When Do You Need A Room Booking System

As we walk into the sprawling office of a large hedge fund company, the receptionist, impeccably dressed in a white top and black skirt with a pearl necklace dangling around her neck, receives me and walks me toward my meeting room.As we walk, she briefly talks about her company. I detect a deep sense of pride and superiority as she explains how their organization manages millions of dollars of assets under management.I was thinking the company would have have a room booking system.

As we approach my meeting room she notices the lights are on and some laughter coming out of the room. A peek inside the room and sigh as she tells me in a whisper that senior partners have occupied it and we will have to wait.

She starts frantically scouring the floor as if she had lost her precious necklace. As I stood there, I couldn’t help myself but ask what she was looking for. She was visibly embarrassed. She said that she had stuck a sticky note outside the room to indicate that it was reserved for our meeting. But it had flown away.  I thought to myself, “This organization needed a room booking system.”

Many organizations big and small face similar problems one way or another, which is when they start looking for a system that can help them manage their rooms and resources.

In our 10 years of operations, we have asked several of our customers and non-customers when was it that they decided to look for a room booking system. Below are some scenarios when a room/desk booking system becomes a valuable tool in your IT system arsenal.

Traditional Calendars Are Not Effective

Traditional calendars such as Google, Yahoo, or Outlook are very effective when it comes to scheduling appointments. However, when it comes to the reservation of rooms, they fall far short because of their inherent flexibility and lack of control. These tools are highly effective for a small number of rooms and a small team or when a receptionist or secretary coordinates the scheduling of these rooms. However, it can become a nightmare when it comes to managing schedules as the company grows.

Software systems such as Microsoft Exchange or similar tools provide controls on setting room usage policies. However, it is difficult for the regular staff to configure them. It requires the involvement of the IT team to configure and support the room.

Secretary Becomes The Bottleneck

In most small and medium-sized businesses, the secretary or the personal assistant is in charge of scheduling the room. Anyone who needs a room must email, call or approach the front desk to make a reservation. The secretary manages a single coordinated calendar and prints out the day’s schedule and places it outside the room in a slot. Now the secretary can manage many things. But this one thing can cause a lot of headaches. Employees can accuse her of preferential treatment. It becomes even worse when the secretary is on leave and someone else has to fill in for her.

Lack of Consistent Policy

It can be very frustrating without well-defined policies. A lot of favouritism and politics can creep in while allotting rooms. Clear visibility is not available for the staff who require a room. Abuse and misuse of facilities become rampant problems. Occupying a 40 pax board room for a 2-person meeting is both wasteful and disruptive. Room hogging, advanced booking for meetings that are eventually canceled, and blocking multiple rooms for tentative meetings all cause poor utilization of the facilities.

Growing Organisation

As organizations grow, they move to larger offices. There are more meetings. But there is no system to cater to the demands of the staff.  In today’s world, collaboration, partnerships, brainstorming sessions, and stand up meetings all demand dedicated spaces. Proper scheduling of these places can only be done using a room booking system.

Dynamic Workforce

Today’s workforce is dynamic. With constant interaction with colleagues, partners, customers, and associates, the scheduling of rooms needs to be done from anywhere. Firing up your computer to look for a schedule is no longer the preferred way of reserving rooms. Your staff needs on-the-go tools that help them to self-serve and schedule meetings. Devices such as mobile phones, room display panels, and digital signage provide multiple entry points into the system to help staff make reservations.

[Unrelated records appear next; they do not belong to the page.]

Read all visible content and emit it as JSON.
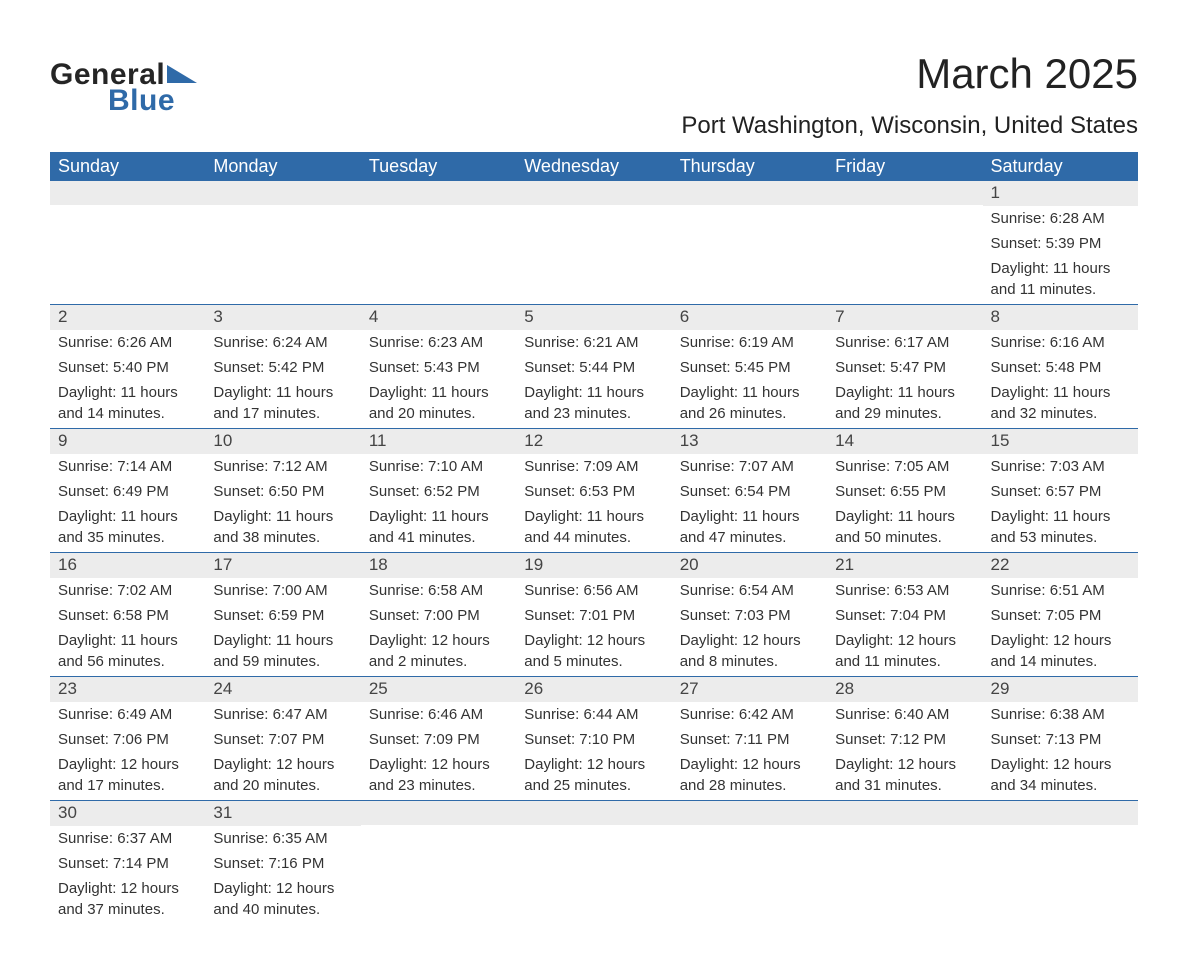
{
  "logo": {
    "word1": "General",
    "word2": "Blue"
  },
  "title": "March 2025",
  "location": "Port Washington, Wisconsin, United States",
  "colors": {
    "header_bg": "#2f6aa8",
    "header_fg": "#ffffff",
    "daynum_bg": "#ececec",
    "text": "#333333",
    "page_bg": "#ffffff"
  },
  "typography": {
    "title_fontsize": 42,
    "location_fontsize": 24,
    "dayhead_fontsize": 18,
    "daynum_fontsize": 17,
    "body_fontsize": 15
  },
  "day_headers": [
    "Sunday",
    "Monday",
    "Tuesday",
    "Wednesday",
    "Thursday",
    "Friday",
    "Saturday"
  ],
  "weeks": [
    [
      {
        "n": "",
        "sr": "",
        "ss": "",
        "dl": ""
      },
      {
        "n": "",
        "sr": "",
        "ss": "",
        "dl": ""
      },
      {
        "n": "",
        "sr": "",
        "ss": "",
        "dl": ""
      },
      {
        "n": "",
        "sr": "",
        "ss": "",
        "dl": ""
      },
      {
        "n": "",
        "sr": "",
        "ss": "",
        "dl": ""
      },
      {
        "n": "",
        "sr": "",
        "ss": "",
        "dl": ""
      },
      {
        "n": "1",
        "sr": "Sunrise: 6:28 AM",
        "ss": "Sunset: 5:39 PM",
        "dl": "Daylight: 11 hours and 11 minutes."
      }
    ],
    [
      {
        "n": "2",
        "sr": "Sunrise: 6:26 AM",
        "ss": "Sunset: 5:40 PM",
        "dl": "Daylight: 11 hours and 14 minutes."
      },
      {
        "n": "3",
        "sr": "Sunrise: 6:24 AM",
        "ss": "Sunset: 5:42 PM",
        "dl": "Daylight: 11 hours and 17 minutes."
      },
      {
        "n": "4",
        "sr": "Sunrise: 6:23 AM",
        "ss": "Sunset: 5:43 PM",
        "dl": "Daylight: 11 hours and 20 minutes."
      },
      {
        "n": "5",
        "sr": "Sunrise: 6:21 AM",
        "ss": "Sunset: 5:44 PM",
        "dl": "Daylight: 11 hours and 23 minutes."
      },
      {
        "n": "6",
        "sr": "Sunrise: 6:19 AM",
        "ss": "Sunset: 5:45 PM",
        "dl": "Daylight: 11 hours and 26 minutes."
      },
      {
        "n": "7",
        "sr": "Sunrise: 6:17 AM",
        "ss": "Sunset: 5:47 PM",
        "dl": "Daylight: 11 hours and 29 minutes."
      },
      {
        "n": "8",
        "sr": "Sunrise: 6:16 AM",
        "ss": "Sunset: 5:48 PM",
        "dl": "Daylight: 11 hours and 32 minutes."
      }
    ],
    [
      {
        "n": "9",
        "sr": "Sunrise: 7:14 AM",
        "ss": "Sunset: 6:49 PM",
        "dl": "Daylight: 11 hours and 35 minutes."
      },
      {
        "n": "10",
        "sr": "Sunrise: 7:12 AM",
        "ss": "Sunset: 6:50 PM",
        "dl": "Daylight: 11 hours and 38 minutes."
      },
      {
        "n": "11",
        "sr": "Sunrise: 7:10 AM",
        "ss": "Sunset: 6:52 PM",
        "dl": "Daylight: 11 hours and 41 minutes."
      },
      {
        "n": "12",
        "sr": "Sunrise: 7:09 AM",
        "ss": "Sunset: 6:53 PM",
        "dl": "Daylight: 11 hours and 44 minutes."
      },
      {
        "n": "13",
        "sr": "Sunrise: 7:07 AM",
        "ss": "Sunset: 6:54 PM",
        "dl": "Daylight: 11 hours and 47 minutes."
      },
      {
        "n": "14",
        "sr": "Sunrise: 7:05 AM",
        "ss": "Sunset: 6:55 PM",
        "dl": "Daylight: 11 hours and 50 minutes."
      },
      {
        "n": "15",
        "sr": "Sunrise: 7:03 AM",
        "ss": "Sunset: 6:57 PM",
        "dl": "Daylight: 11 hours and 53 minutes."
      }
    ],
    [
      {
        "n": "16",
        "sr": "Sunrise: 7:02 AM",
        "ss": "Sunset: 6:58 PM",
        "dl": "Daylight: 11 hours and 56 minutes."
      },
      {
        "n": "17",
        "sr": "Sunrise: 7:00 AM",
        "ss": "Sunset: 6:59 PM",
        "dl": "Daylight: 11 hours and 59 minutes."
      },
      {
        "n": "18",
        "sr": "Sunrise: 6:58 AM",
        "ss": "Sunset: 7:00 PM",
        "dl": "Daylight: 12 hours and 2 minutes."
      },
      {
        "n": "19",
        "sr": "Sunrise: 6:56 AM",
        "ss": "Sunset: 7:01 PM",
        "dl": "Daylight: 12 hours and 5 minutes."
      },
      {
        "n": "20",
        "sr": "Sunrise: 6:54 AM",
        "ss": "Sunset: 7:03 PM",
        "dl": "Daylight: 12 hours and 8 minutes."
      },
      {
        "n": "21",
        "sr": "Sunrise: 6:53 AM",
        "ss": "Sunset: 7:04 PM",
        "dl": "Daylight: 12 hours and 11 minutes."
      },
      {
        "n": "22",
        "sr": "Sunrise: 6:51 AM",
        "ss": "Sunset: 7:05 PM",
        "dl": "Daylight: 12 hours and 14 minutes."
      }
    ],
    [
      {
        "n": "23",
        "sr": "Sunrise: 6:49 AM",
        "ss": "Sunset: 7:06 PM",
        "dl": "Daylight: 12 hours and 17 minutes."
      },
      {
        "n": "24",
        "sr": "Sunrise: 6:47 AM",
        "ss": "Sunset: 7:07 PM",
        "dl": "Daylight: 12 hours and 20 minutes."
      },
      {
        "n": "25",
        "sr": "Sunrise: 6:46 AM",
        "ss": "Sunset: 7:09 PM",
        "dl": "Daylight: 12 hours and 23 minutes."
      },
      {
        "n": "26",
        "sr": "Sunrise: 6:44 AM",
        "ss": "Sunset: 7:10 PM",
        "dl": "Daylight: 12 hours and 25 minutes."
      },
      {
        "n": "27",
        "sr": "Sunrise: 6:42 AM",
        "ss": "Sunset: 7:11 PM",
        "dl": "Daylight: 12 hours and 28 minutes."
      },
      {
        "n": "28",
        "sr": "Sunrise: 6:40 AM",
        "ss": "Sunset: 7:12 PM",
        "dl": "Daylight: 12 hours and 31 minutes."
      },
      {
        "n": "29",
        "sr": "Sunrise: 6:38 AM",
        "ss": "Sunset: 7:13 PM",
        "dl": "Daylight: 12 hours and 34 minutes."
      }
    ],
    [
      {
        "n": "30",
        "sr": "Sunrise: 6:37 AM",
        "ss": "Sunset: 7:14 PM",
        "dl": "Daylight: 12 hours and 37 minutes."
      },
      {
        "n": "31",
        "sr": "Sunrise: 6:35 AM",
        "ss": "Sunset: 7:16 PM",
        "dl": "Daylight: 12 hours and 40 minutes."
      },
      {
        "n": "",
        "sr": "",
        "ss": "",
        "dl": ""
      },
      {
        "n": "",
        "sr": "",
        "ss": "",
        "dl": ""
      },
      {
        "n": "",
        "sr": "",
        "ss": "",
        "dl": ""
      },
      {
        "n": "",
        "sr": "",
        "ss": "",
        "dl": ""
      },
      {
        "n": "",
        "sr": "",
        "ss": "",
        "dl": ""
      }
    ]
  ]
}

Renovating With New Technologies

For some organizations, office renovation exercises provide a good avenue where they can build smart office technologies into their architecture. Technologies such as Digital Signage, Way-Finders, and Room Display Panels bring a sense of pride and technological advancement that the office looks forward to. In these cases, the emphasis is more on the branding, look and feel and a sense of pride in their office.

Legacy Systems

Most large companies still use legacy systems that are more than 10 years old. Their user interface is clumsy and the system suddenly breaks for no apparent reason. In some cases, the vendor who supplied the system is no longer in business. So, requests for changes or bug fixes go unheeded. In these cases, the IT team simply runs the system on a server with a “DO NOT SHUTDOWN” notice stuck to it. If it were possible, we suspect that these companies would still use those systems if not for the end-of-life cycle for the supporting servers, software, and infrastructure.

Wrapping It Up

Organizations struggle with managing rooms and resources when they do not have a proper system in place. Issues like lack of policies, lax rules and heavy dependence on a particular person to manage the rooms can cause tremendous loss of productivity. With a proper room and resource booking system in place, staff can increase their productivity, thereby increasing their morale and reducing friction.